Saturated fat and trans fat. Saturated fats are found in fatty meats, poultry skin, whole milk, butter, lard, coconut oil, and palm oil. Trans fats are found in some desserts, microwave popcorn, frozen pizza, margarine sticks, and coffee ice cream. Look for the words partially hydrogenated oil on food labels.
Add sugar. Sugary drinks, snacks, and sweets are the main sources of added sugar in the United States. These include soda, sweetened coffee and tea, energy drinks, cakes, pies, ice cream, candies, syrups and jellies. Limit these foods and drinks.
Alcohol. Limit alcohol intake. Men should not drink more than 2 drinks per day. Women should not drink more than 1 drink per day. Drinking too much alcohol can raise your blood pressure and make you gain weight. It may also contribute to or worsen heart failure in some people.
How much do I weigh?
Talk to your GP about your ideal weight, because everyone is different. If you’re overweight, the extra pounds put extra strain on your heart. Losing weight can help keep your heart healthy. Remember that losing just 10% of your body weight reduces your risk of diabetes and heart disease.
Do exercise
Exercise makes your heart stronger. This helps it pump more blood with each heartbeat. This delivers more oxygen to your body. With more oxygen, your body works more efficiently.
Exercise can also lower blood pressure. It lowers the risk of heart disease and lowers LDL (“bad”) cholesterol levels. Bad cholesterol can clog arteries and possibly cause a heart attack. At the same time, exercise can increase levels of HDL (“good” cholesterol). HDL helps protect against heart attack by carrying fatty deposits away from the arteries.
When combined with a healthy diet, exercise can speed weight loss. Regular exercise helps build lean muscle, which helps burn more calories than fat. This helps you burn calories faster, even when you’re sitting still.
What is the best type of exercise for my heart?
Aerobic exercise makes you breathe more deeply. It makes your heart work harder to pump blood. Aerobic exercise also increases your heart rate (burns calories). Examples of aerobic exercise include walking, jogging, running, dancing, swimming, and cycling.
How much exercise do I need?
If you haven’t exercised yet, try to exercise for up to 30 minutes, four to six times a week. Your doctor may recommend a different exercise regimen based on your health. Alternate exercise days with rest days or days where you do a very different type of exercise. This will help prevent injury.

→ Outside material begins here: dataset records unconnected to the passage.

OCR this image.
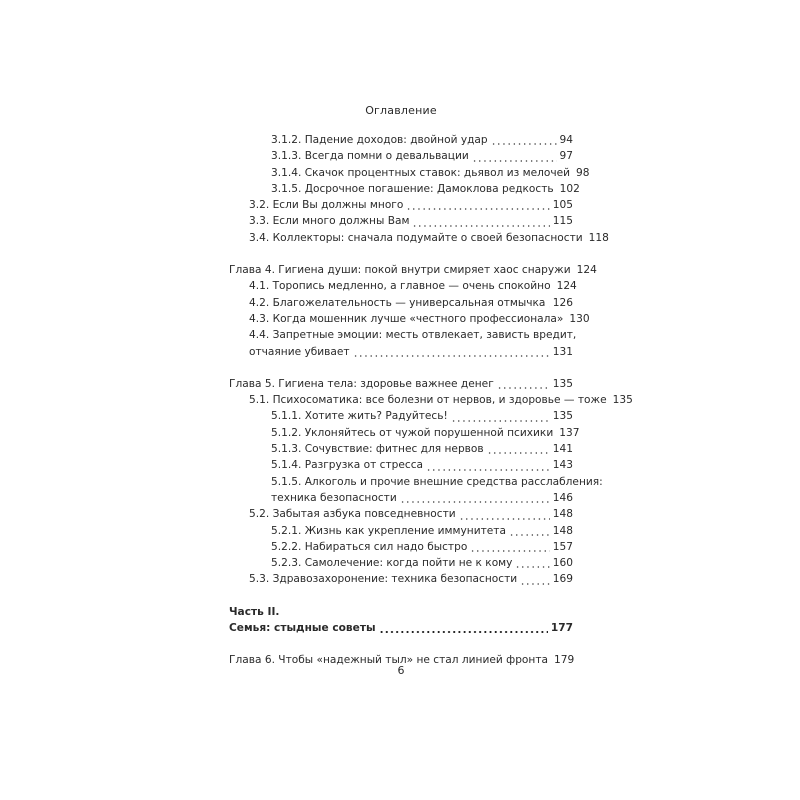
Оглавление
3.1.2. Падение доходов: двойной удар	94
3.1.3. Всегда помни о девальвации	97
3.1.4. Скачок процентных ставок: дьявол из мелочей 98
3.1.5. Досрочное погашение: Дамоклова редкость 102
3.2. Если Вы должны много	105
3.3. Если много должны Вам	115
3.4. Коллекторы: сначала подумайте о своей безопасности 118
Глава 4. Гигиена души: покой внутри смиряет хаос снаружи 124
4.1. Торопись медленно, а главное — очень спокойно 124
4.2. Благожелательность — универсальная отмычка 126
4.3. Когда мошенник лучше «честного профессионала» 130
4.4. Запретные эмоции: месть отвлекает, зависть вредит,
отчаяние убивает	131
Глава 5. Гигиена тела: здоровье важнее денег	135
5.1. Психосоматика: все болезни от нервов, и здоровье — тоже 135
5.1.1. Хотите жить? Радуйтесь!	135
5.1.2. Уклоняйтесь от чужой порушенной психики 137
5.1.3. Сочувствие: фитнес для нервов	141
5.1.4. Разгрузка от стресса	143
5.1.5. Алкоголь и прочие внешние средства расслабления:
техника безопасности	146
5.2. Забытая азбука повседневности	148
5.2.1. Жизнь как укрепление иммунитета	148
5.2.2. Набираться сил надо быстро	157
5.2.3. Самолечение: когда пойти не к кому	160
5.3. Здравозахоронение: техника безопасности	169
Часть II.
Семья: стыдные советы	177
Глава 6. Чтобы «надежный тыл» не стал линией фронта 179
6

How do I fit exercise into my busy schedule?
There are many ways to increase your heart rate during the normal day. Some examples include:
- Take the stairs instead of the elevator.
- Take a walk during your break or lunch.

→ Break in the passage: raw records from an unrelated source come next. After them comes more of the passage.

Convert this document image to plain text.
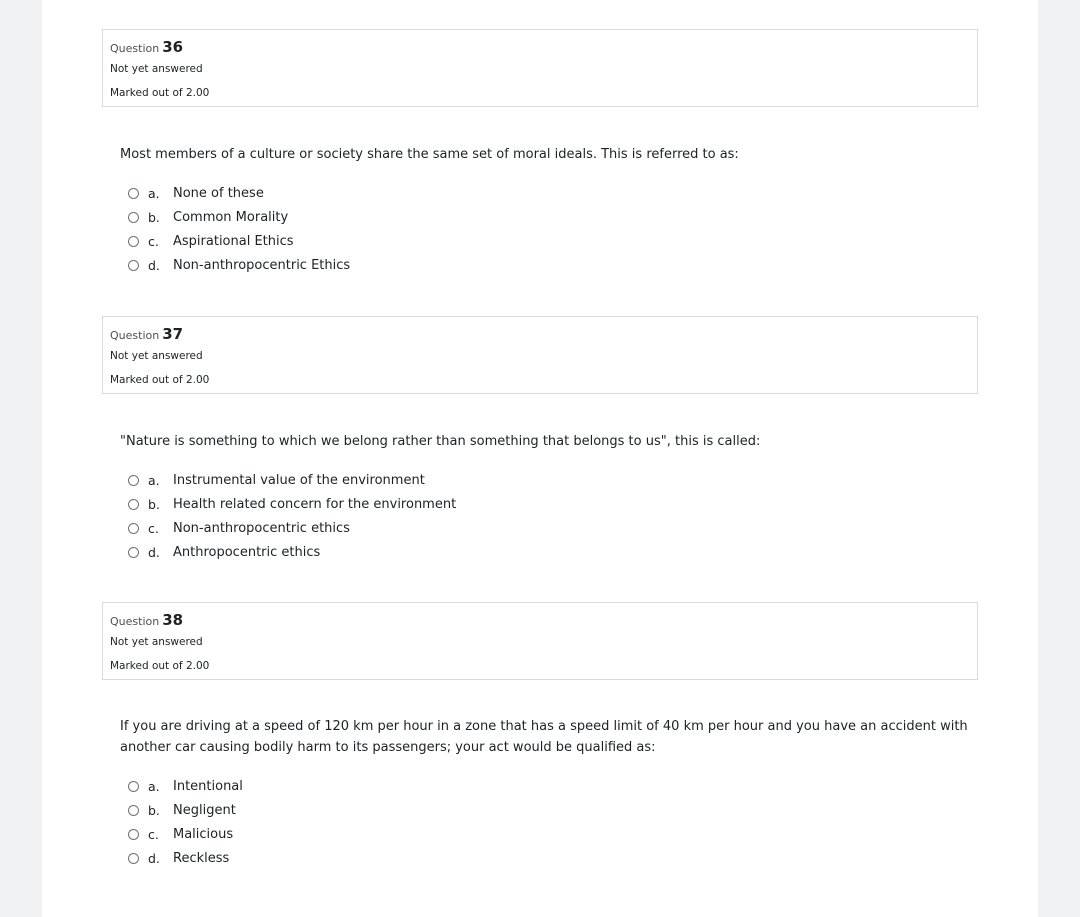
Question 36
Not yet answered
Marked out of 2.00
Most members of a culture or society share the same set of moral ideals. This is referred to as:
a. None of these
b. Common Morality
c. Aspirational Ethics
d. Non-anthropocentric Ethics
Question 37
Not yet answered
Marked out of 2.00
"Nature is something to which we belong rather than something that belongs to us", this is called:
a. Instrumental value of the environment
b. Health related concern for the environment
c. Non-anthropocentric ethics
d. Anthropocentric ethics
Question 38
Not yet answered
Marked out of 2.00
If you are driving at a speed of 120 km per hour in a zone that has a speed limit of 40 km per hour and you have an accident with another car causing bodily harm to its passengers; your act would be qualified as:
a. Intentional
b. Negligent
c. Malicious
d. Reckless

- Walk to work, or park at the end of the parking lot so you have to walk further.
- Walk faster.
- Do housework faster and more often (for example, daily vacuuming).

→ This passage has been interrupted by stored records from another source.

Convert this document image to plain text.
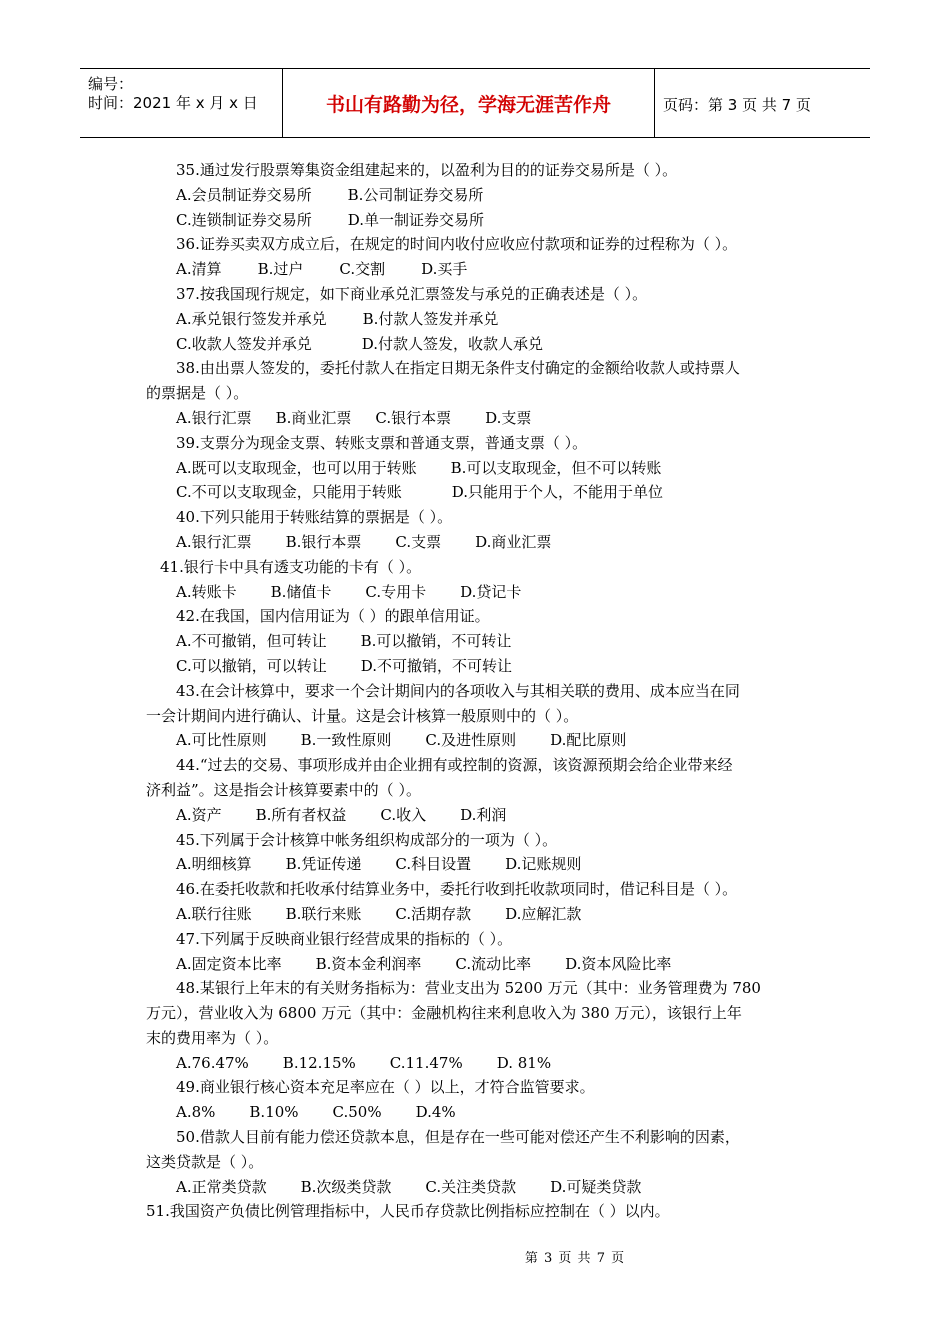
编号：
时间：2021 年 x 月 x 日	书山有路勤为径，学海无涯苦作舟	页码：第 3 页 共 7 页
35.通过发行股票筹集资金组建起来的，以盈利为目的的证券交易所是（ ）。
A.会员制证券交易所 B.公司制证券交易所
C.连锁制证券交易所 D.单一制证券交易所
36.证券买卖双方成立后，在规定的时间内收付应收应付款项和证券的过程称为（ ）。
A.清算 B.过户 C.交割 D.买手
37.按我国现行规定，如下商业承兑汇票签发与承兑的正确表述是（ ）。
A.承兑银行签发并承兑 B.付款人签发并承兑
C.收款人签发并承兑	D.付款人签发，收款人承兑
38.由出票人签发的，委托付款人在指定日期无条件支付确定的金额给收款人或持票人
的票据是（ ）。
A.银行汇票 B.商业汇票 C.银行本票 D.支票
39.支票分为现金支票、转账支票和普通支票，普通支票（ ）。
A.既可以支取现金，也可以用于转账 B.可以支取现金，但不可以转账
C.不可以支取现金，只能用于转账	D.只能用于个人，不能用于单位
40.下列只能用于转账结算的票据是（ ）。
A.银行汇票 B.银行本票 C.支票 D.商业汇票
41.银行卡中具有透支功能的卡有（ ）。
A.转账卡 B.储值卡 C.专用卡 D.贷记卡
42.在我国，国内信用证为（ ）的跟单信用证。
A.不可撤销，但可转让 B.可以撤销，不可转让
C.可以撤销，可以转让 D.不可撤销，不可转让
43.在会计核算中，要求一个会计期间内的各项收入与其相关联的费用、成本应当在同
一会计期间内进行确认、计量。这是会计核算一般原则中的（ ）。
A.可比性原则 B.一致性原则 C.及进性原则 D.配比原则
44.“过去的交易、事项形成并由企业拥有或控制的资源，该资源预期会给企业带来经
济利益”。这是指会计核算要素中的（ ）。
A.资产 B.所有者权益 C.收入 D.利润
45.下列属于会计核算中帐务组织构成部分的一项为（ ）。
A.明细核算 B.凭证传递 C.科目设置 D.记账规则
46.在委托收款和托收承付结算业务中，委托行收到托收款项同时，借记科目是（ ）。
A.联行往账 B.联行来账 C.活期存款 D.应解汇款
47.下列属于反映商业银行经营成果的指标的（ ）。
A.固定资本比率 B.资本金利润率 C.流动比率 D.资本风险比率
48.某银行上年末的有关财务指标为：营业支出为 5200 万元（其中：业务管理费为 780
万元），营业收入为 6800 万元（其中：金融机构往来利息收入为 380 万元），该银行上年
末的费用率为（ ）。
A.76.47% B.12.15% C.11.47% D. 81%
49.商业银行核心资本充足率应在（ ）以上，才符合监管要求。
A.8% B.10% C.50% D.4%
50.借款人目前有能力偿还贷款本息，但是存在一些可能对偿还产生不利影响的因素，
这类贷款是（ ）。
A.正常类贷款 B.次级类贷款 C.关注类贷款 D.可疑类贷款
51.我国资产负债比例管理指标中，人民币存贷款比例指标应控制在（ ）以内。
第 3 页 共 7 页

- Rake leaves, mow grass or do other garden work.
Things to consider
Diet and exercise are an important part of your heart health. If you don’t eat a good diet and you don’t exercise, you’re more at risk of health problems. These include high blood pressure, high cholesterol, obesity, type 2 diabetes, and heart disease. These increase the risk of heart attack and stroke.